One of New York’s oldest and most iconic galleries won’t be commercial anymore.
Galerie St. Etienne, a gallery in Manhattan’s Midtown neighborhood that has regularly mounted shows of Austrian and German Expressionism and work by self-taught artists, will become a nonprofit, according to a New York Times report. By the end of 2020, the gallery will become a foundation that will sustain itself through grant money and an endowment.
For Jane Kallir, Galerie St. Etienne’s director, the gallery’s transition came out of an understanding that the system had changed—whereas it was once common for galleries to support the artists they showed with scholarly essays, books, and exhibitions, that’s rarely the case anymore. “We came to a fork in the road—either pursue scholarship or commerce,” she said. “The two don’t work in tandem the way they once did.”

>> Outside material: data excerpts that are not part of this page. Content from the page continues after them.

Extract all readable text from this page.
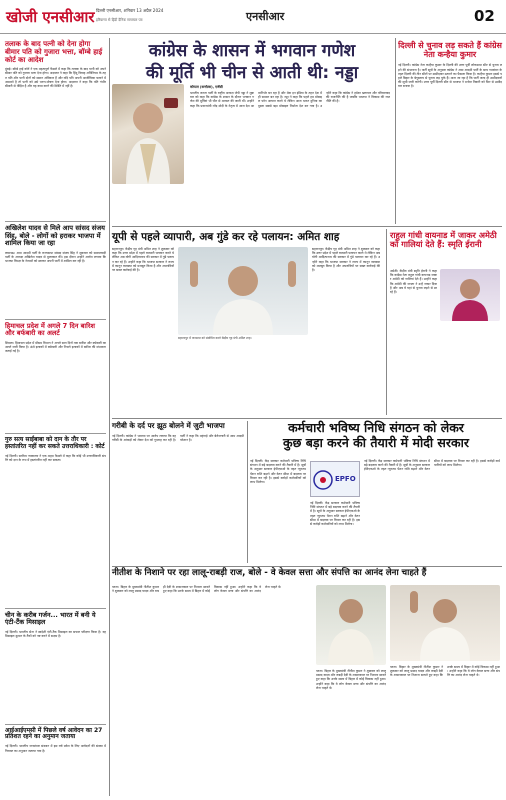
खोजी एनसीआर दिल्ली एनसीआर, शनिवार 13 अप्रैल 2024
हरियाणा से हिंदी दैनिक समाचार पत्र	एनसीआर	02
तलाक के बाद पत्नी को देना होगा बीमार पति को गुजारा भत्ता, बॉम्बे हाई कोर्ट का आदेश
मुंबई। बॉम्बे हाई कोर्ट ने एक महत्वपूर्ण फैसले में कहा कि तलाक के बाद पत्नी को अपने बीमार पति को गुजारा भत्ता देना होगा। अदालत ने कहा कि हिंदू विवाह अधिनियम के तहत पति और पत्नी दोनों को समान अधिकार हैं और यदि पति अपनी आजीविका चलाने में असमर्थ है तो पत्नी को उसे भरण-पोषण देना होगा। अदालत ने कहा कि पति गंभीर बीमारी से पीड़ित है और वह काम करने की स्थिति में नहीं है।
अखिलेश यादव से मिले आप सांसद संजय सिंह, बोले - लोगों को हराकर भाजपा में शामिल किया जा रहा
लखनऊ। आम आदमी पार्टी के राज्यसभा सांसद संजय सिंह ने शुक्रवार को समाजवादी पार्टी के अध्यक्ष अखिलेश यादव से मुलाकात की। इस दौरान उन्होंने आरोप लगाया कि भाजपा विपक्ष के नेताओं को डराकर अपनी पार्टी में शामिल कर रही है।
हिमाचल प्रदेश में अगले 7 दिन बारिश और बर्फबारी का अलर्ट
शिमला। हिमाचल प्रदेश में मौसम विभाग ने अगले सात दिनों तक बारिश और बर्फबारी का अलर्ट जारी किया है। ऊंचे इलाकों में बर्फबारी और निचले इलाकों में बारिश की संभावना जताई गई है।
गुरु सत्य साईंबाबा को दान के तौर पर हस्तांतरित नहीं कर सकते उत्तराधिकारी : कोर्ट
नई दिल्ली। सर्वोच्च न्यायालय ने एक अहम फैसले में कहा कि कोई भी उत्तराधिकारी संपत्ति को दान के रूप में हस्तांतरित नहीं कर सकता।
चीन के करीब गर्जन... भारत में बनी ये एंटी-टैंक मिसाइल
नई दिल्ली। भारतीय सेना ने स्वदेशी एंटी-टैंक मिसाइल का सफल परीक्षण किया है। यह मिसाइल दुश्मन के टैंकों को नष्ट करने में सक्षम है।
आईआईएमसी में पिछले वर्ष आवेदन का 27 प्रतिशत रहने का अनुमान जताया
नई दिल्ली। भारतीय जनसंचार संस्थान में इस वर्ष प्रवेश के लिए आवेदनों की संख्या में गिरावट का अनुमान जताया गया है।
कांग्रेस के शासन में भगवान गणेश
की मूर्ति भी चीन से आती थी: नड्डा
कोप्पल (कर्नाटक), एजेंसी
भारतीय जनता पार्टी के राष्ट्रीय अध्यक्ष जेपी नड्डा ने शुक्रवार को कहा कि कांग्रेस के शासन के दौरान भगवान गणेश की मूर्तियां भी चीन से आयात की जाती थीं। उन्होंने कहा कि प्रधानमंत्री नरेंद्र मोदी के नेतृत्व में आज देश आत्मनिर्भर बन रहा है और मेक इन इंडिया के तहत देश में ही सामान बन रहा है। नड्डा ने कहा कि पहले हम मोबाइल फोन आयात करते थे लेकिन आज भारत दुनिया का दूसरा सबसे बड़ा मोबाइल निर्माता देश बन गया है। उन्होंने कहा कि कांग्रेस ने हमेशा भ्रष्टाचार और परिवारवाद की राजनीति की है जबकि भाजपा ने विकास की राजनीति की है।
दिल्ली से चुनाव लड़ सकते हैं कांग्रेस नेता कन्हैया कुमार
नई दिल्ली। कांग्रेस नेता कन्हैया कुमार के दिल्ली की उत्तर पूर्वी लोकसभा सीट से चुनाव लड़ने की संभावना है। पार्टी सूत्रों के अनुसार कांग्रेस ने आम आदमी पार्टी के साथ गठबंधन के तहत दिल्ली की तीन सीटों पर उम्मीदवार उतारने का फैसला किया है। कन्हैया कुमार इससे पहले बिहार के बेगूसराय से चुनाव लड़ चुके हैं। माना जा रहा है कि पार्टी जल्द ही उम्मीदवारों की सूची जारी करेगी। उत्तर पूर्वी दिल्ली सीट से भाजपा ने मनोज तिवारी को फिर से उम्मीदवार बनाया है।
यूपी से पहले व्यापारी, अब गुंडे कर रहे पलायन: अमित शाह
सहारनपुर। केंद्रीय गृह मंत्री अमित शाह ने शुक्रवार को कहा कि उत्तर प्रदेश में पहले व्यापारी पलायन करते थे लेकिन अब योगी आदित्यनाथ की सरकार में गुंडे पलायन कर रहे हैं। उन्होंने कहा कि भाजपा सरकार ने राज्य में कानून व्यवस्था को मजबूत किया है और अपराधियों पर सख्त कार्रवाई की है।
सहारनपुर में जनसभा को संबोधित करते केंद्रीय गृह मंत्री अमित शाह।
सहारनपुर। केंद्रीय गृह मंत्री अमित शाह ने शुक्रवार को कहा कि उत्तर प्रदेश में पहले व्यापारी पलायन करते थे लेकिन अब योगी आदित्यनाथ की सरकार में गुंडे पलायन कर रहे हैं। उन्होंने कहा कि भाजपा सरकार ने राज्य में कानून व्यवस्था को मजबूत किया है और अपराधियों पर सख्त कार्रवाई की है।
राहुल गांधी वायनाड में जाकर अमेठी को गालियां देते हैं: स्मृति ईरानी
अमेठी। केंद्रीय मंत्री स्मृति ईरानी ने कहा कि कांग्रेस नेता राहुल गांधी वायनाड जाकर अमेठी को गालियां देते हैं। उन्होंने कहा कि अमेठी की जनता ने उन्हें नकार दिया है और अब वे यहां से चुनाव लड़ने से डर रहे हैं।
गरीबी के दर्द पर झूठ बोलने में जुटी भाजपा
नई दिल्ली। कांग्रेस ने भाजपा पर आरोप लगाया कि वह गरीबी के आंकड़ों को लेकर देश को गुमराह कर रही है। पार्टी ने कहा कि महंगाई और बेरोजगारी से आम आदमी परेशान है।
कर्मचारी भविष्य निधि संगठन को लेकर
कुछ बड़ा करने की तैयारी में मोदी सरकार
नई दिल्ली। केंद्र सरकार कर्मचारी भविष्य निधि संगठन में बड़े बदलाव करने की तैयारी में है। सूत्रों के अनुसार सरकार ईपीएफओ के तहत न्यूनतम पेंशन राशि बढ़ाने और वेतन सीमा में बदलाव पर विचार कर रही है। इससे करोड़ों कर्मचारियों को लाभ मिलेगा।	EPFO
नई दिल्ली। केंद्र सरकार कर्मचारी भविष्य निधि संगठन में बड़े बदलाव करने की तैयारी में है। सूत्रों के अनुसार सरकार ईपीएफओ के तहत न्यूनतम पेंशन राशि बढ़ाने और वेतन सीमा में बदलाव पर विचार कर रही है। इससे करोड़ों कर्मचारियों को लाभ मिलेगा।
नई दिल्ली। केंद्र सरकार कर्मचारी भविष्य निधि संगठन में बड़े बदलाव करने की तैयारी में है। सूत्रों के अनुसार सरकार ईपीएफओ के तहत न्यूनतम पेंशन राशि बढ़ाने और वेतन सीमा में बदलाव पर विचार कर रही है। इससे करोड़ों कर्मचारियों को लाभ मिलेगा।
नीतीश के निशाने पर रहा लालू-राबड़ी राज, बोले - वे केवल सत्ता और संपत्ति का आनंद लेना चाहते हैं
पटना। बिहार के मुख्यमंत्री नीतीश कुमार ने शुक्रवार को लालू प्रसाद यादव और राबड़ी देवी के शासनकाल पर निशाना साधते हुए कहा कि उनके समय में बिहार में कोई विकास नहीं हुआ। उन्होंने कहा कि वे लोग केवल सत्ता और संपत्ति का आनंद लेना चाहते थे।
पटना। बिहार के मुख्यमंत्री नीतीश कुमार ने शुक्रवार को लालू प्रसाद यादव और राबड़ी देवी के शासनकाल पर निशाना साधते हुए कहा कि उनके समय में बिहार में कोई विकास नहीं हुआ। उन्होंने कहा कि वे लोग केवल सत्ता और संपत्ति का आनंद लेना चाहते थे।
पटना। बिहार के मुख्यमंत्री नीतीश कुमार ने शुक्रवार को लालू प्रसाद यादव और राबड़ी देवी के शासनकाल पर निशाना साधते हुए कहा कि उनके समय में बिहार में कोई विकास नहीं हुआ। उन्होंने कहा कि वे लोग केवल सत्ता और संपत्ति का आनंद लेना चाहते थे।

It’s not the only major change the gallery has weathered over the past year. Hildegard Bachert, a longtime dealer at the gallery, died earlier this year at age 98. Bachert had been working at the gallery since 1940 after meeting Otto Kallir, Galerie St. Etienne’s founder and Jane’s grandfather. At Galerie St. Etienne, Bachert mounted formative exhibitions, including the first-ever Grandma Moses solo exhibition. When Otto died in 1978, she became the gallery’s co-director.
Founded in 1923, the gallery went on to mount shows of under-recognized artists, including Paula Modersohn-Becker (the Museum of Modern Art is now showing one of her self-portraits), Käthe Kollwitz, and Sue Coe. Jane Kallir also previously founded the Kallir Research Institute, which oversaw the digitization of an Egon Schiele catalogue raisonné.